En 2021, les habitants du XIXe arrondissement ont massivement voté pour la rénovation des bains-douches Petitot dans le cadre du budget participatif, lui décernant la mention « Coup de cœur / J’adore », témoignage fort de l’attachement du quartier à cet équipement et à sa mission sociale.
L’entrée des Bains-douches Petitot se distingue par son vocabulaire aquatique : une vague de verre texturé, une typographie Art Déco bleu marine et un hublot de lumière illuminant le perron.


Guidées par les plans de 1936 conservés aux Archives de Paris et par les photographies d’époque, les baies ont retrouvé leur composition, leur aspect et leur finition d’origine : ouvertures subdivisées en carrés, profils minces à section trapézoïdale et teinte gris ciment.
La restauration a révélé toute la richesse des façades en briques pleines brun-orange : leur appareillage à l’anglaise, rythmé de motifs délicats, véritable signature de l’architecture fonctionnaliste des années 1930. Le patrimoine trouve ici sa place entre son devoir de mémoire et son droit à l’évolution.

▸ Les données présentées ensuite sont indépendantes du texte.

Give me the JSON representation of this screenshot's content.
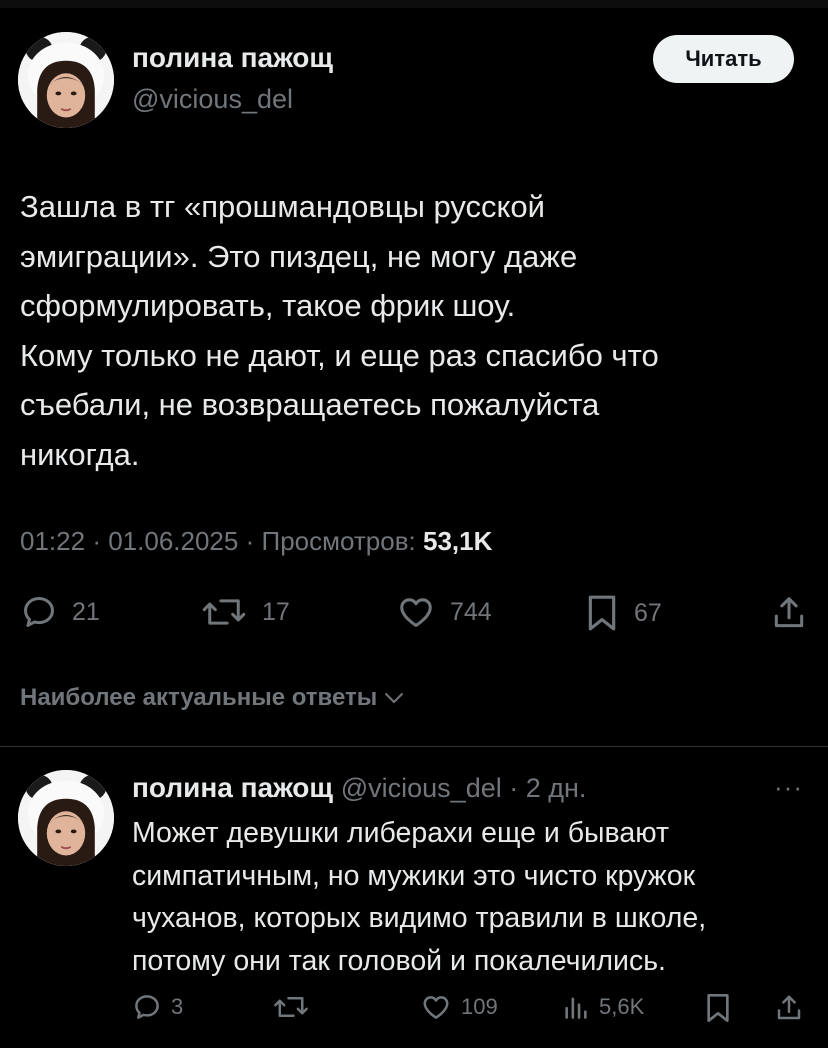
{
  "tweet": {
    "author_name": "полина пажощ",
    "author_handle": "@vicious_del",
    "follow_label": "Читать",
    "text_lines": [
      "Зашла в тг «прошмандовцы русской",
      "эмиграции». Это пиздец, не могу даже",
      "сформулировать, такое фрик шоу.",
      "Кому только не дают, и еще раз спасибо что",
      "съебали, не возвращаетесь пожалуйста",
      "никогда."
    ],
    "time": "01:22",
    "date": "01.06.2025",
    "views_label": "Просмотров:",
    "views_count": "53,1K",
    "separator": "·",
    "actions": {
      "replies": "21",
      "reposts": "17",
      "likes": "744",
      "bookmarks": "67"
    }
  },
  "replies_sort": {
    "label": "Наиболее актуальные ответы"
  },
  "reply": {
    "author_name": "полина пажощ",
    "author_handle": "@vicious_del",
    "time_ago": "2 дн.",
    "more": "···",
    "text_lines": [
      "Может девушки либерахи еще и бывают",
      "симпатичным, но мужики это чисто кружок",
      "чуханов, которых видимо травили в школе,",
      "потому они так головой и покалечились."
    ],
    "actions": {
      "replies": "3",
      "likes": "109",
      "views": "5,6K"
    }
  },
  "colors": {
    "background": "#000000",
    "text": "#e7e9ea",
    "secondary": "#71767b",
    "divider": "#2f3336",
    "button_bg": "#eff3f4"
  },
  "icons": [
    "reply-icon",
    "repost-icon",
    "like-icon",
    "bookmark-icon",
    "share-icon",
    "views-icon",
    "chevron-down-icon"
  ]
}
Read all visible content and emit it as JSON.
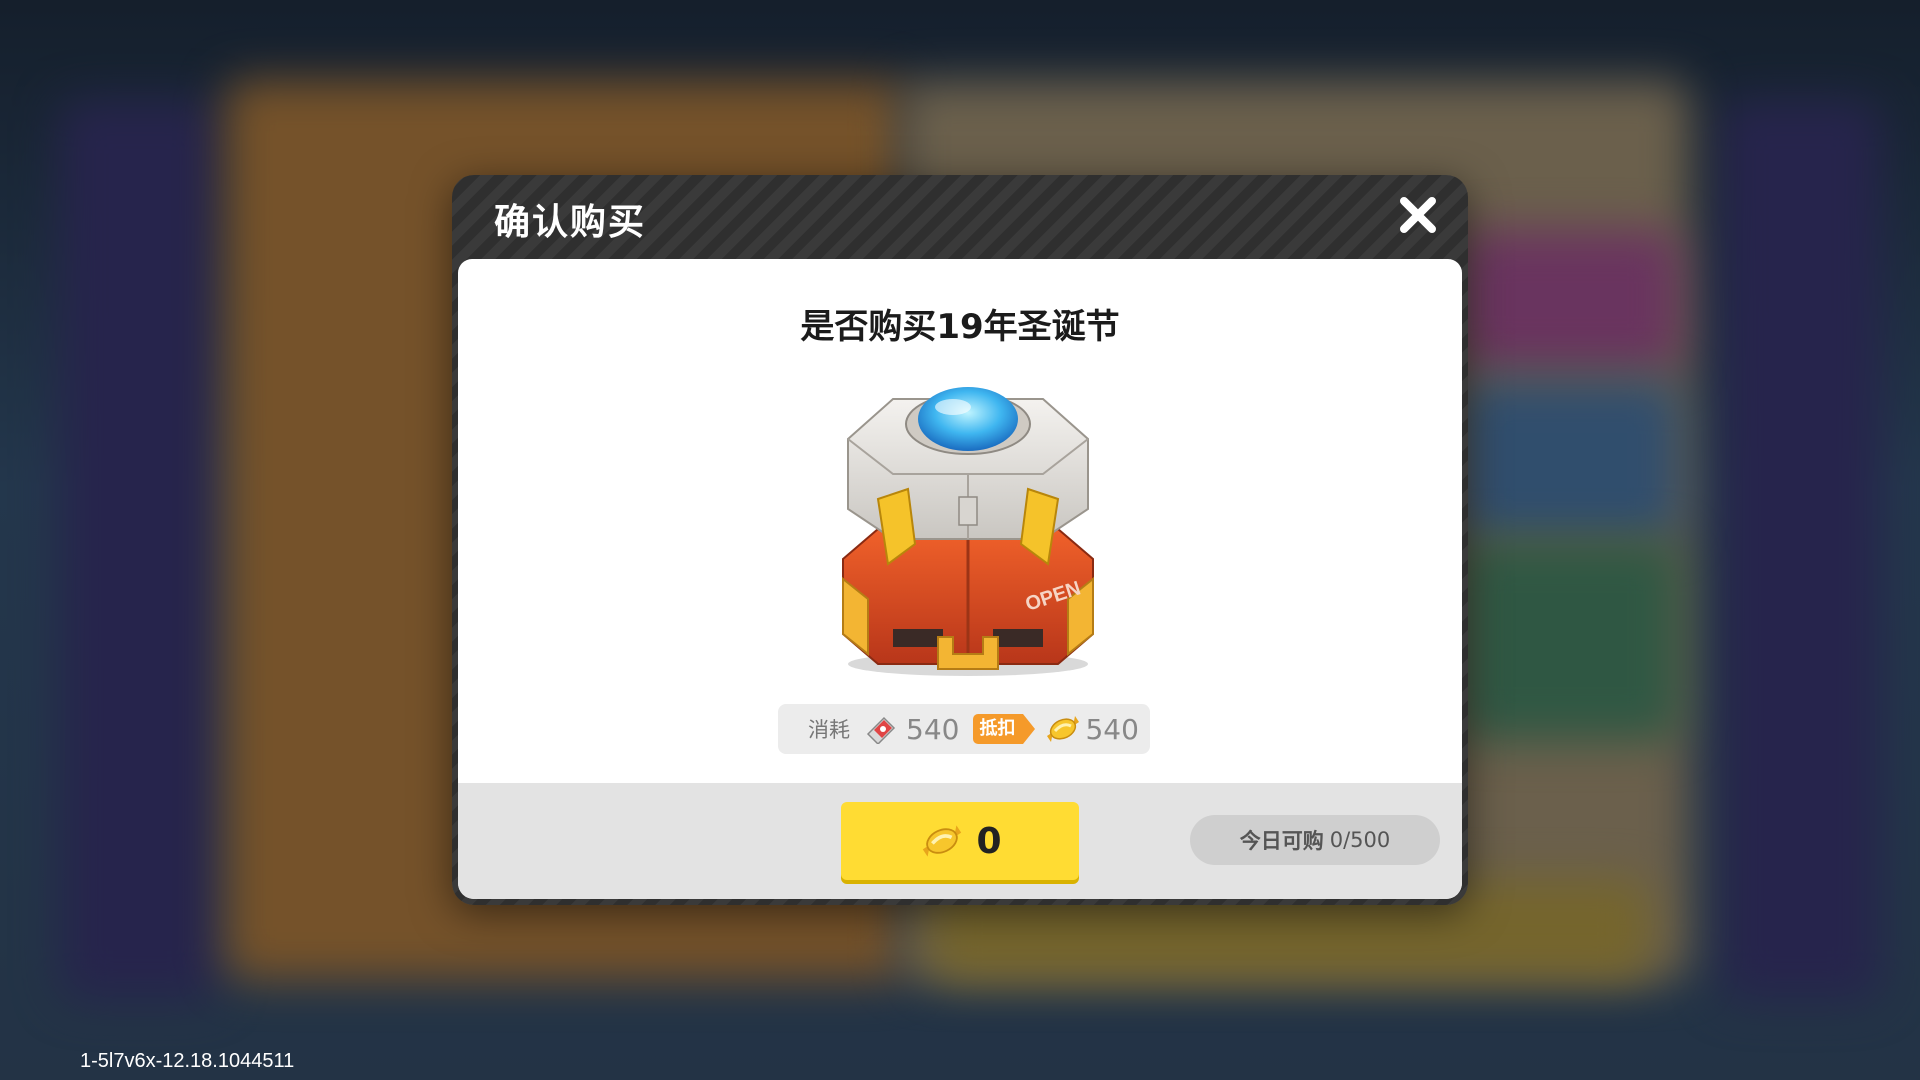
{
  "dialog": {
    "title": "确认购买",
    "question": "是否购买19年圣诞节",
    "close_icon": "close-icon"
  },
  "item": {
    "image_icon": "loot-box-image"
  },
  "cost": {
    "label": "消耗",
    "ticket_icon": "coupon-ticket-icon",
    "ticket_amount": "540",
    "deduct_label": "抵扣",
    "candy_icon": "candy-currency-icon",
    "candy_amount": "540"
  },
  "purchase": {
    "currency_icon": "candy-currency-icon",
    "price": "0",
    "daily_limit_label": "今日可购",
    "daily_limit_value": "0/500"
  },
  "build_version": "1-5l7v6x-12.18.1044511",
  "colors": {
    "buy_button": "#ffdc33",
    "deduct_tag": "#f59a2a",
    "dialog_header": "#3a3a3a"
  }
}
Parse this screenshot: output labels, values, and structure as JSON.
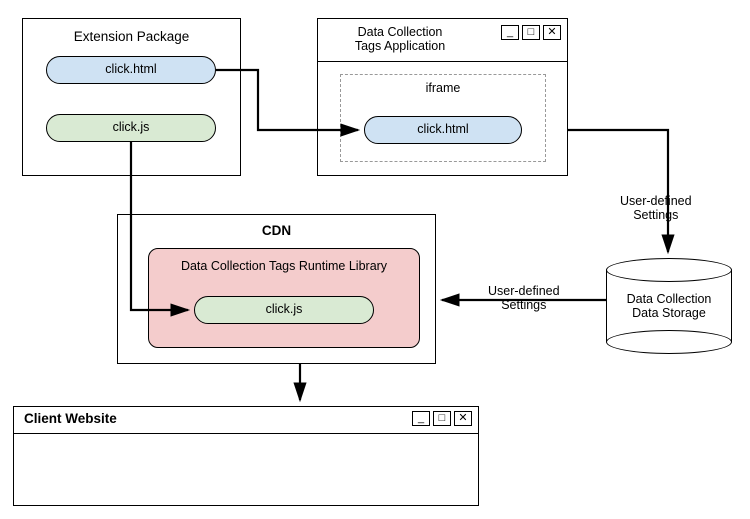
{
  "extension": {
    "title": "Extension Package",
    "file_html": "click.html",
    "file_js": "click.js"
  },
  "tags_app": {
    "title": "Data Collection\nTags Application",
    "iframe_label": "iframe",
    "iframe_file": "click.html"
  },
  "cdn": {
    "title": "CDN",
    "runtime_title": "Data Collection Tags Runtime Library",
    "runtime_file": "click.js"
  },
  "storage": {
    "label": "Data Collection\nData Storage"
  },
  "client": {
    "title": "Client Website"
  },
  "arrows": {
    "settings1": "User-defined\nSettings",
    "settings2": "User-defined\nSettings"
  }
}
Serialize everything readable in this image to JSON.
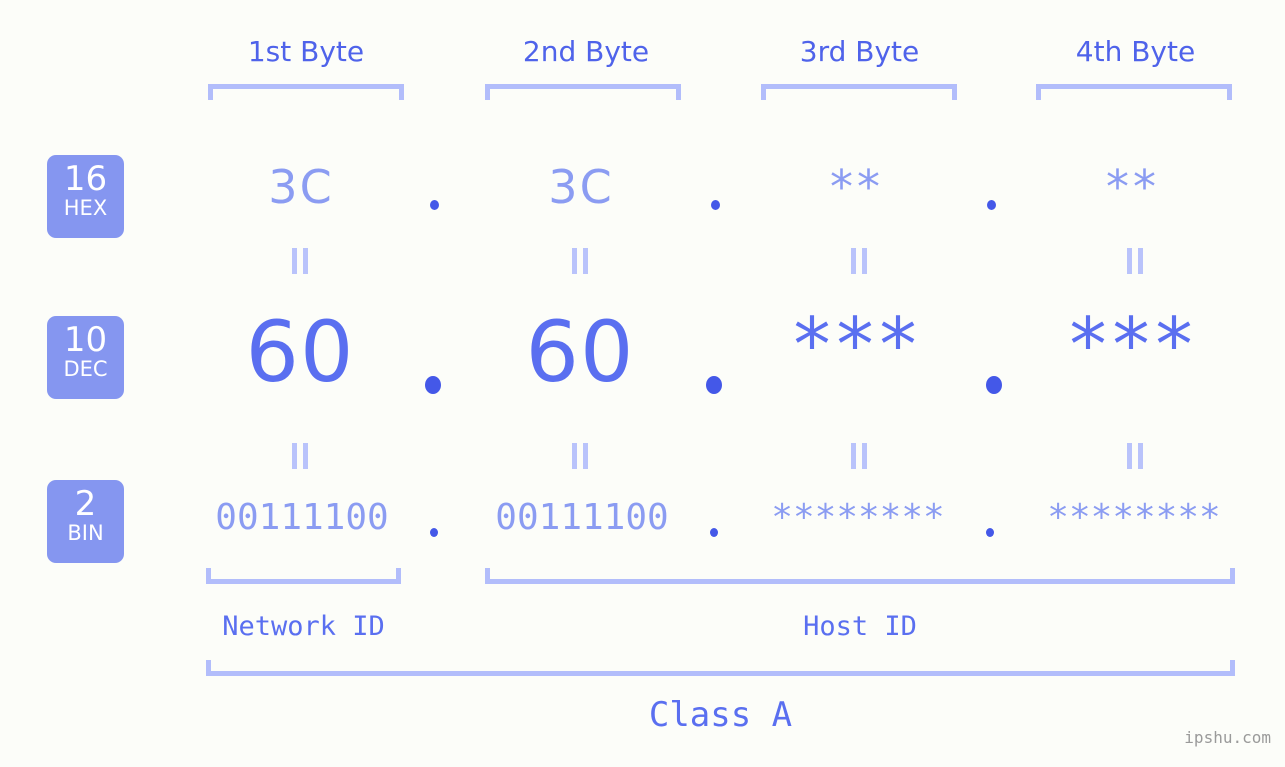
{
  "watermark": "ipshu.com",
  "byte_headers": [
    {
      "label": "1st Byte"
    },
    {
      "label": "2nd Byte"
    },
    {
      "label": "3rd Byte"
    },
    {
      "label": "4th Byte"
    }
  ],
  "bases": [
    {
      "number": "16",
      "name": "HEX"
    },
    {
      "number": "10",
      "name": "DEC"
    },
    {
      "number": "2",
      "name": "BIN"
    }
  ],
  "rows": {
    "hex": {
      "base_number": "16",
      "base_name": "HEX",
      "values": [
        "3C",
        "3C",
        "**",
        "**"
      ],
      "separator": "."
    },
    "dec": {
      "base_number": "10",
      "base_name": "DEC",
      "values": [
        "60",
        "60",
        "***",
        "***"
      ],
      "separator": "."
    },
    "bin": {
      "base_number": "2",
      "base_name": "BIN",
      "values": [
        "00111100",
        "00111100",
        "********",
        "********"
      ],
      "separator": "."
    }
  },
  "connectors": {
    "symbol": "||"
  },
  "segments": {
    "network_id": "Network ID",
    "host_id": "Host ID"
  },
  "class_label": "Class A",
  "colors": {
    "background": "#fcfdf9",
    "header_text": "#4f63ea",
    "bracket": "#b2bdfb",
    "badge_bg": "#8596f0",
    "badge_text": "#ffffff",
    "hex_value": "#8b9cf2",
    "dec_value": "#5a6ff0",
    "bin_value": "#8b9cf2",
    "dot": "#4458e8",
    "connector": "#b9c3fb",
    "watermark": "#9a9a9a"
  }
}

L’opus incertum tapissant le sol des douches, remarquable par ses qualités décoratives, a été déposé pour remédier aux défauts d’étanchéité. Ces fragments de carrelage écru, beige et brun ont été réemployés par la mosaïste Delphine Daon / Fragments d’Art pour dessiner une nouvelle signalétique intérieure.
Ces éclats de céramique centenaires jalonnent désormais le parcours : « Petitot » accueille, « Hommes » & « Femmes » orientent, et les numéros Art Déco désignent les cabines. Sur chaque porte, une ardoise d’origine réemployée rappelle la règle : vingt minutes par douche !
Les photographies d’époque en noir et blanc, colorisées pour en restituer la gamme chromatique, ainsi que quelques carreaux rescapés recouvrant le palier du premier étage, ont constitué de précieuses références. À partir de ces fragments de mémoire, le motif Art Déco des sols des circulations, disparu lors d’une précédente rénovation, a été entièrement recomposé et restitué dans son dessin et ses couleurs d’époque.


Les faïences murales aux teintes bleues, beige et jaune, présentes dans le hall, l’escalier et les espaces de beauté, ont été conservées et restaurées.
Des plaquettes émaillées blanches aux arêtes arrondies, posées en quinconce et soulignées d’une frise brune, restituent fidèlement l’esprit des briques émaillées imaginées par André Sill en 1935. Les bancs quart-de-rond en granito « simili marbre » ont été déposés avec soin et réemployés dans les espaces de déshabillage.
Patères et porte-savons ont été moulés, reproduits à l’identique et réintégrés aux parois dans leur disposition d’antan.
Les eaux grises des douches, désinfectées par UV, alimentent les sanitaires et nettoient les cabines après chaque passage, une première en France dans un ERP, rendue possible par une dérogation préfectorale obtenue avec l’ARS Île-de-France. Leurs calories sont par ailleurs récupérées pour préchauffer l’eau chaude sanitaire, réduisant la consommation de 13 %.